Kabwelulu's threats are, in part, a clever if blunt negotiation tactic to get a cheaper price for the share purchase but the fight also exposes divisions in the ruling elite, whose future is uncertain if Kabila's mandate ends as scheduled in December 2016.

Although Kabwelulu may have been kept in the dark about the Zijin deal, Ivanhoe insists that throughout the negotiations, it was in regular contact with Congolese officials, including Kabila and Ekanga. 

One of Kabila's closest confidants, Ekanga heads the Bureau de coordination et de suivi du programme sino-congolais (BCPSC), which oversees the $6.2 billion minerals-for-infrastructure agreement between Congo and China (Africa Confidential and Africa-Asia Confidential passim). The Mines Ministry insists the BCPSC has no statutory right to oversee other mining deals. Given his political position, that doesn't matter to Ekanga.

Ekanga's role in the President's inner circle has grown since the death in a 2012 aeroplane crash of his mentor, Augustin Katumba Mwanke, Kabila's top advisor and architect of some of the country's biggest mining and political deals (AC Vol 53 No 4, The trouble after Katumba). With elections less than 18 months away, Ekanga's importance to Kabila will only increase in the coming year, as the mining part of the minerals-for-infrastructure deal – the $3.2 bn. The Sino-congolaise des mines (Sicomines) copper project – is due to start producing in October. Even more useful for the President is Ekanga's oversight of what will amount to $3 bn. in infrastructure contracts.

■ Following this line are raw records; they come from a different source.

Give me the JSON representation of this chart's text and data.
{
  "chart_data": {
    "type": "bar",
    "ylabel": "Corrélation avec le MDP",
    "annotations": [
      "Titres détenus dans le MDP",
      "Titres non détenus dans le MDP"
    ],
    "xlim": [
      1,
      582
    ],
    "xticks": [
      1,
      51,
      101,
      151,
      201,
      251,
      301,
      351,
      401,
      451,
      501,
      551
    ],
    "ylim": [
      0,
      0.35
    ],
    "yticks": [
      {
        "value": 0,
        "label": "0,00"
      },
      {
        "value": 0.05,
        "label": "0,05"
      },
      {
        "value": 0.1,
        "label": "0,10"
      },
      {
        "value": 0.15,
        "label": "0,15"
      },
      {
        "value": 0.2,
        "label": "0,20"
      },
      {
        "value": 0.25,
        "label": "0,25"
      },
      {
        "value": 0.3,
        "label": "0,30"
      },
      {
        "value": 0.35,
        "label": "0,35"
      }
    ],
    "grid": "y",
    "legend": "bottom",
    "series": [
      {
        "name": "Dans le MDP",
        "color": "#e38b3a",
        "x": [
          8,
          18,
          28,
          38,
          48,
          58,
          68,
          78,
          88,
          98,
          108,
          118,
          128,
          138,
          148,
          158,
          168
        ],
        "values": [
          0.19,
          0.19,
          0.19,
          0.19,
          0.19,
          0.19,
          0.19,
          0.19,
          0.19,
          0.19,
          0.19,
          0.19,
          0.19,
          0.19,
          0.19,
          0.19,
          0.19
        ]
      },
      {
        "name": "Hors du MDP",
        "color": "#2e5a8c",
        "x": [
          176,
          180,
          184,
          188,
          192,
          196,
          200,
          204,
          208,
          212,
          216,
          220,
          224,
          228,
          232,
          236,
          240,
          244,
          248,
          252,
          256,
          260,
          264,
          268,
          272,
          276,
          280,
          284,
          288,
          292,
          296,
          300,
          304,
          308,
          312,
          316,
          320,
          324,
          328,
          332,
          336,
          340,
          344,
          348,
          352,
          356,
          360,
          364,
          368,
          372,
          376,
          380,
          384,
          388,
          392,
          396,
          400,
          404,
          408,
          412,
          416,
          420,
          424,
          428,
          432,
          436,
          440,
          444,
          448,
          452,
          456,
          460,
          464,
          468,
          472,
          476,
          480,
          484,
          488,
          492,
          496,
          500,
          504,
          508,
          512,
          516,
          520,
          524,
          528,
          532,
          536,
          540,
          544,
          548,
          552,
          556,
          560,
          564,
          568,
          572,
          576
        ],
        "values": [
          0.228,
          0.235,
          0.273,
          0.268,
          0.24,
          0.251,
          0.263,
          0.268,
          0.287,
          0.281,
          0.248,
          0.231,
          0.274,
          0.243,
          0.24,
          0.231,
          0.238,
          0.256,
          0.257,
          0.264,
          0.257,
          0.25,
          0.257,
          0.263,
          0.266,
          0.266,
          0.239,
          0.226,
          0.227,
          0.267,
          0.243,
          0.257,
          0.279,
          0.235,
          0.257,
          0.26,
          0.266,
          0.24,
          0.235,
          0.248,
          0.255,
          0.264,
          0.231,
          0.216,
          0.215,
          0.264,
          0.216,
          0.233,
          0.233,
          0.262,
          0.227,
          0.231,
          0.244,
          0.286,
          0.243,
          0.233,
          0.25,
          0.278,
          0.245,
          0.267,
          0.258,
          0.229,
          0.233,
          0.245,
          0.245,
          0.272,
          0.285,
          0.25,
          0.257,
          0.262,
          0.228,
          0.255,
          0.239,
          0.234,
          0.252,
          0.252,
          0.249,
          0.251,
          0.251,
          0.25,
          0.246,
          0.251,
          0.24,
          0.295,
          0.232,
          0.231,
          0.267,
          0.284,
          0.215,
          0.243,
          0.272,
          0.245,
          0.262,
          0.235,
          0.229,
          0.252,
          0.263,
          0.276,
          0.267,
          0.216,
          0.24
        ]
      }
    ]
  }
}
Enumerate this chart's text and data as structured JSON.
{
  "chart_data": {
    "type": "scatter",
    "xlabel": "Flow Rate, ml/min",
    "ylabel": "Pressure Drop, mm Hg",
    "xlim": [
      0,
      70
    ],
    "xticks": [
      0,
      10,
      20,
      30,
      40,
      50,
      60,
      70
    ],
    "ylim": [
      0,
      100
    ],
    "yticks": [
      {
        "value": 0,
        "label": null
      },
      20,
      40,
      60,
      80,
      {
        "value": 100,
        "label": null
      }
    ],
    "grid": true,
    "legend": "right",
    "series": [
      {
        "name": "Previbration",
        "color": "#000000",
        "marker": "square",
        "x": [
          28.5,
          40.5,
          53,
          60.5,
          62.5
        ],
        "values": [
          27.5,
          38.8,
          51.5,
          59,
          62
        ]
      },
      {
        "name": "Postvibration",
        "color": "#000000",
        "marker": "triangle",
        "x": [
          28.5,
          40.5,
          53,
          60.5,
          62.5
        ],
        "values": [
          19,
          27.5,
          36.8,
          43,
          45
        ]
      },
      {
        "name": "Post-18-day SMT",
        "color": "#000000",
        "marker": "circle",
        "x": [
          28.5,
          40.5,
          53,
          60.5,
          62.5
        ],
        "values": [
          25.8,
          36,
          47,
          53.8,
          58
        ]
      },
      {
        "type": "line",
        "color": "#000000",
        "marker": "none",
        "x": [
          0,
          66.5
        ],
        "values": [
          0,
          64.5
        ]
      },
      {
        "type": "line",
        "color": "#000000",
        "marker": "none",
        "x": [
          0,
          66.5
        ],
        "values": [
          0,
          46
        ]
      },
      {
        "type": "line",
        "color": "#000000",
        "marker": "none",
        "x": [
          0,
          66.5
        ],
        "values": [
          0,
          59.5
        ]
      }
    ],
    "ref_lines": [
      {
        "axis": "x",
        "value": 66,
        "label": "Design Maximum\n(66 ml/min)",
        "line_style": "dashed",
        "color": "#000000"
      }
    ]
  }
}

The China deal, signed in 2007, greatly boosted Kabila after his first election. Congo needed massive infrastructure improvement after two wars and decades of neglect but its ruined economy made it nearly impossible to take on new debt. China offered vast amounts of money at low rates for something Congo had plenty of – copper. It also offered flexible terms and few conditions, unlike traditional lenders from Europe and North America. Some hailed it as an innovative model for development: nearly $1 bn. has been disbursed for infrastructure projects.

Many people outside the ruling Parti du peuple pour la reconstruction et la démocratie are far more ambivalent about the Congo-China contracts. In practice, the flexibility of the contracts has caused confusion about what projects are included in the deal. The lack of clear conditions also means weak oversight.

A December report by two local human rights organisations, the Association d'intégrité et la bonne gouvernance and Initiative pour la bonne gouvernance et les droits humains, said that residents around the Sicomines mine had been kicked off their land without proper compensation. They had lost their jobs and didn't have enough food. The Kinshasa-based rights organisation, the Association africaine des droits de l'homme, put out an even more damning report in February, saying it was clear that millions of dollars meant for infrastructure projects were being embezzled. Asadho's researchers went to one road in the capital that the government works agency that was set up for the China contract, the Agence congolaise des grands-travaux, had declared finished and found that no more than a few hundred metres were paved. 'Only motorbikes can pass,' Asadho said. The total cost of the road was $21 mn.

To counter the bad publicity, Ekanga has been leading a charm offensive on Sicomines' behalf. He's giving tours of the mine for Western diplomats and offering accounts for the money that's been spent. There's still no independent auditing, though: it's difficult to reconcile the cash flows in different BCPSC and ACGT documents.

China Eximbank still has more than $2 bn. to disburse for infrastructure projects. Ekanga is pushing for much of that money to flow in the coming 18 months, coinciding with election season. Drawn on state assets, it is a vast amount without any accountability. As Ekanga blocks efforts to monitor these payments, he risks major clashes with several ministers and aspiring politicians.